I secondi successivi sono carichi di tensione e di un silenzio agghiacciante. Dopo attimi che sembrano eterni la mano dell’uomo finalmente si apre e libera il polso dolorante di Mazzy, lasciandola cadere a terra con malgrazia.
“Allora suppongo che stasera, dopo l’orario di chiusura, sarai tu a essere punita.” La voce del guardiano è bassa, terribile, vibrante di una minaccia che promette ben peggio di qualche semplice schiaffo. Sotto il suo sguardo crudele e privo di compassione l’elfa si fa ancora più piccola, si rannicchia tremante sul fondo della gabbia nascondendosi dietro il precario scudo delle sue ali rovinate.
Se solo avessi una spada…
Se avesse un’arma qualunque, se fosse più grande, più alta e più forte, potrebbe sfidare quel viscido schifoso a duello, trafiggerlo come un pollo allo spiedo e fare in mille pezzi le sbarre, e poi sollevare la lama al cielo per salutare con un grido esultante il primo volo della meravigliosa creatura.
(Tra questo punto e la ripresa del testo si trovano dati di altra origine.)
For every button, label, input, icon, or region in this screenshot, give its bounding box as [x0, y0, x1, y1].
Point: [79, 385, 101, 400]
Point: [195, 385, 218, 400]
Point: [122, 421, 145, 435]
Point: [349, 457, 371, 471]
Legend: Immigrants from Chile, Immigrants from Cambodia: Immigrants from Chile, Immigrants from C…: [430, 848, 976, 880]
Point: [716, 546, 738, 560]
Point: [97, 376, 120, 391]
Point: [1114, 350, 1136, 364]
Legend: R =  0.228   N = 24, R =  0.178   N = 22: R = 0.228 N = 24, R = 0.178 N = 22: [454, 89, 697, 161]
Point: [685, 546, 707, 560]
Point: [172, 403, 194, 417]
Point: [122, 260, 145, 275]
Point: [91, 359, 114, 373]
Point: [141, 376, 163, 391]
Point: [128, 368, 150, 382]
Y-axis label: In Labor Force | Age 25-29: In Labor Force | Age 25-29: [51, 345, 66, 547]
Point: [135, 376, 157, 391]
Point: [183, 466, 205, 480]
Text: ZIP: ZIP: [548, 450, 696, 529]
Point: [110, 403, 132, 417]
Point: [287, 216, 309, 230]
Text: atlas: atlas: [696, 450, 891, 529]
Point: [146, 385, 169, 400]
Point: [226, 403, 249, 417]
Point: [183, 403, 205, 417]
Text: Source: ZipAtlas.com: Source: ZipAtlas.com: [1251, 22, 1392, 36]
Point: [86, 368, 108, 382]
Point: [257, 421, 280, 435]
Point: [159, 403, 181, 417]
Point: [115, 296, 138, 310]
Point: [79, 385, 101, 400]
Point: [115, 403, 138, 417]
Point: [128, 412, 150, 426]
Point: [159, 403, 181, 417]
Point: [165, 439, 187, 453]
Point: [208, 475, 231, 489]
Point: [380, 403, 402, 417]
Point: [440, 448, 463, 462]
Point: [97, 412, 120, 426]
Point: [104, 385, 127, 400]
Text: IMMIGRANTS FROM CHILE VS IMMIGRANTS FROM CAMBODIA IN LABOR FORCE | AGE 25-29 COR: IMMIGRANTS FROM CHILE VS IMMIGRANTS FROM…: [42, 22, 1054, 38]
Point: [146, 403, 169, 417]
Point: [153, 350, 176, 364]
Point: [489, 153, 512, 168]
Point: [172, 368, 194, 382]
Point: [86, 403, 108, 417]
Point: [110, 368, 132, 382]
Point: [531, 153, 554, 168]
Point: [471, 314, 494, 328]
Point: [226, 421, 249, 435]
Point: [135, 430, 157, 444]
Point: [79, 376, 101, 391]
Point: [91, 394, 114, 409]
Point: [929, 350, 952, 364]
Invece è solo una bambina, e non può fare altro che guardare la gabbia con gli occhi pieni di lacrime mentre alle orecchie le arriva confusa la voce di suo padre, che in qualche modo l’ha ritrovata e tutto affannato si profonde in mille scuse con il guardiano per il disturbo arrecato. Può solo lasciarsi trascinare via, e prendersi in silenzio i suoi due schiaffi per essersi allontanata senza permesso. In fondo se li merita, perché per colpa sua alla povera elfa capiterà molto peggio.
Quella notte, nel buio della sua stanzetta alla locanda dei Sette Veli, la piccola Mazzy giura solennemente a se stessa che da grande diventerà un paladino, per avere una spada da brandire contro i guardiani malvagi e salvare tutti gli innocenti prigionieri del mondo.